The new ILCOR Guidelines 2015 highlight the critical and effective coordinated community response that brings together the bystander (first aider) and the medical dispatcher.
Adult Basic Life Support and Automated External Defibrillation
There is a great emphasis to “telephone CPR”, given by the dispatcher to the bystander.
Trained provider should assess the collapsed victim rapidly to determine if the victim is unresponsive and not breathing normally, so as to alert the EMS.
The victim who is unresponsive and not breathing normally is in cardiac arrest and requires CPR. Bystanders and emergency medical dispatchers should be suspicious of cardiac arrest in any patient presenting with seizures and should carefully assess whether the victim is breathing normally.

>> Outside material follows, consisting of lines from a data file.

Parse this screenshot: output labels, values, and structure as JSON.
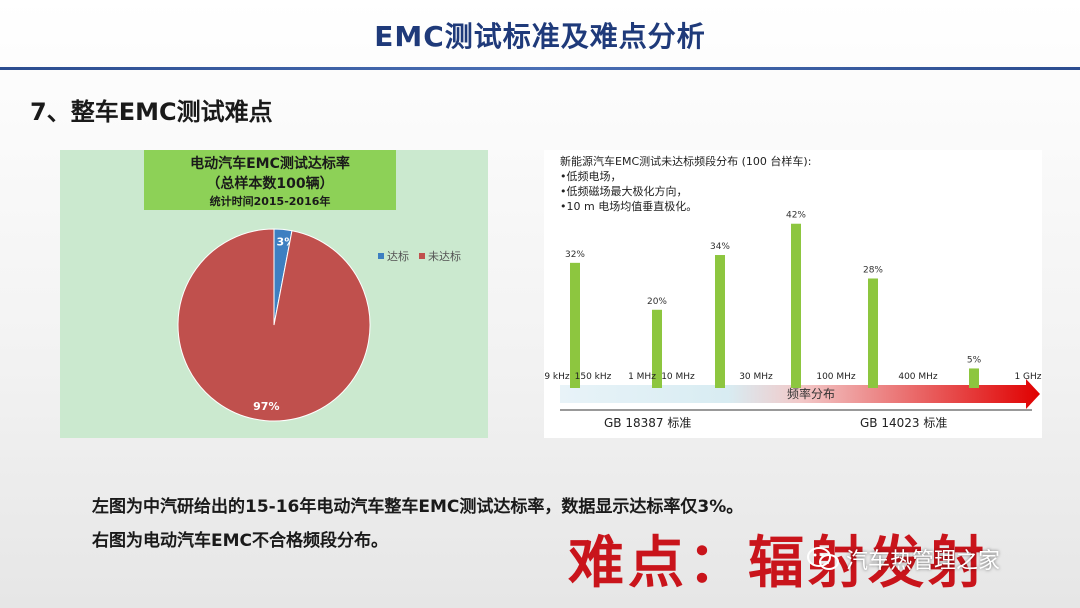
{
  "header": {
    "title": "EMC测试标准及难点分析"
  },
  "section": {
    "title": "7、整车EMC测试难点"
  },
  "left_chart": {
    "title_line1": "电动汽车EMC测试达标率",
    "title_line2": "（总样本数100辆）",
    "title_line3": "统计时间2015-2016年",
    "legend": [
      "达标",
      "未达标"
    ]
  },
  "right_chart": {
    "note_line1": "新能源汽车EMC测试未达标频段分布 (100 台样车):",
    "note_line2": "•低频电场，",
    "note_line3": "•低频磁场最大极化方向，",
    "note_line4": "•10 m 电场均值垂直极化。",
    "axis_caption": "频率分布",
    "standard_left": "GB 18387 标准",
    "standard_right": "GB 14023 标准"
  },
  "chart_data": [
    {
      "type": "pie",
      "categories": [
        "达标",
        "未达标"
      ],
      "values": [
        3,
        97
      ],
      "labels": [
        "3%",
        "97%"
      ],
      "colors": [
        "#3d7fc1",
        "#c0504d"
      ],
      "title": "电动汽车EMC测试达标率",
      "legend": "top-right"
    },
    {
      "type": "bar",
      "categories": [
        "9 kHz–150 kHz",
        "1 MHz–10 MHz",
        "10 MHz–30 MHz",
        "30 MHz–100 MHz",
        "100 MHz–400 MHz",
        "400 MHz–1 GHz"
      ],
      "values": [
        32,
        20,
        34,
        42,
        28,
        5
      ],
      "labels": [
        "32%",
        "20%",
        "34%",
        "42%",
        "28%",
        "5%"
      ],
      "x_ticks": [
        "9 kHz",
        "150 kHz",
        "1 MHz",
        "10 MHz",
        "30 MHz",
        "100 MHz",
        "400 MHz",
        "1 GHz"
      ],
      "bar_color": "#8dc63f",
      "ylim": [
        0,
        45
      ]
    }
  ],
  "bottom": {
    "line1": "左图为中汽研给出的15-16年电动汽车整车EMC测试达标率，数据显示达标率仅3%。",
    "line2": "右图为电动汽车EMC不合格频段分布。"
  },
  "stamp": {
    "text": "难点：辐射发射"
  },
  "watermark": {
    "text": "汽车热管理之家",
    "icon": "wechat-icon"
  }
}
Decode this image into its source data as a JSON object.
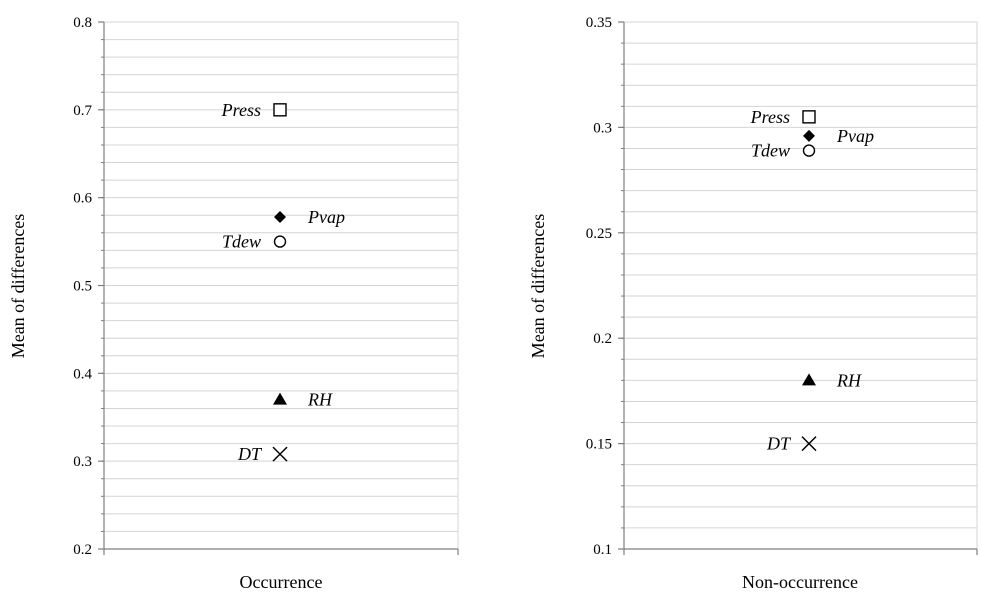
{
  "chart_data": [
    {
      "type": "scatter",
      "xlabel": "Occurrence",
      "ylabel": "Mean of differences",
      "ylim": [
        0.2,
        0.8
      ],
      "major_step": 0.1,
      "minor_step": 0.02,
      "grid": true,
      "yticks": [
        "0.2",
        "0.3",
        "0.4",
        "0.5",
        "0.6",
        "0.7",
        "0.8"
      ],
      "points": [
        {
          "label": "Press",
          "y": 0.7,
          "marker": "square-open",
          "label_side": "left"
        },
        {
          "label": "Pvap",
          "y": 0.578,
          "marker": "diamond-filled",
          "label_side": "right"
        },
        {
          "label": "Tdew",
          "y": 0.55,
          "marker": "circle-open",
          "label_side": "left"
        },
        {
          "label": "RH",
          "y": 0.37,
          "marker": "triangle-filled",
          "label_side": "right"
        },
        {
          "label": "DT",
          "y": 0.308,
          "marker": "x",
          "label_side": "left"
        }
      ]
    },
    {
      "type": "scatter",
      "xlabel": "Non-occurrence",
      "ylabel": "Mean of differences",
      "ylim": [
        0.1,
        0.35
      ],
      "major_step": 0.05,
      "minor_step": 0.01,
      "grid": true,
      "yticks": [
        "0.1",
        "0.15",
        "0.2",
        "0.25",
        "0.3",
        "0.35"
      ],
      "points": [
        {
          "label": "Press",
          "y": 0.305,
          "marker": "square-open",
          "label_side": "left"
        },
        {
          "label": "Pvap",
          "y": 0.296,
          "marker": "diamond-filled",
          "label_side": "right"
        },
        {
          "label": "Tdew",
          "y": 0.289,
          "marker": "circle-open",
          "label_side": "left"
        },
        {
          "label": "RH",
          "y": 0.18,
          "marker": "triangle-filled",
          "label_side": "right"
        },
        {
          "label": "DT",
          "y": 0.15,
          "marker": "x",
          "label_side": "left"
        }
      ]
    }
  ]
}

CPR providers should perform chest compressions for all victims in cardiac arrest. CPR providers trained and able to perform rescue breaths should combine chest compressions and rescue breaths.
The CPR guidelines remain unchanged. Chest compressions and ventilations remain essential.
Defibrillation within 3-5 min of collapse can produce survival rates as high as 50-70 %. Early defibrillation can be achieved through CPR and AED providers using public access and on-site AEDs. Public access AEDs should be available to high density places of citizens.
Pediatric Basic Life Support
The duration of delivering a breath is about 1 s, to coincide with adult practice.
For chest compressions, the lower sternum should be depressed by at least one third the anterior-posterior diameter of the chest (4 cm for the infant and 5 cm for the child).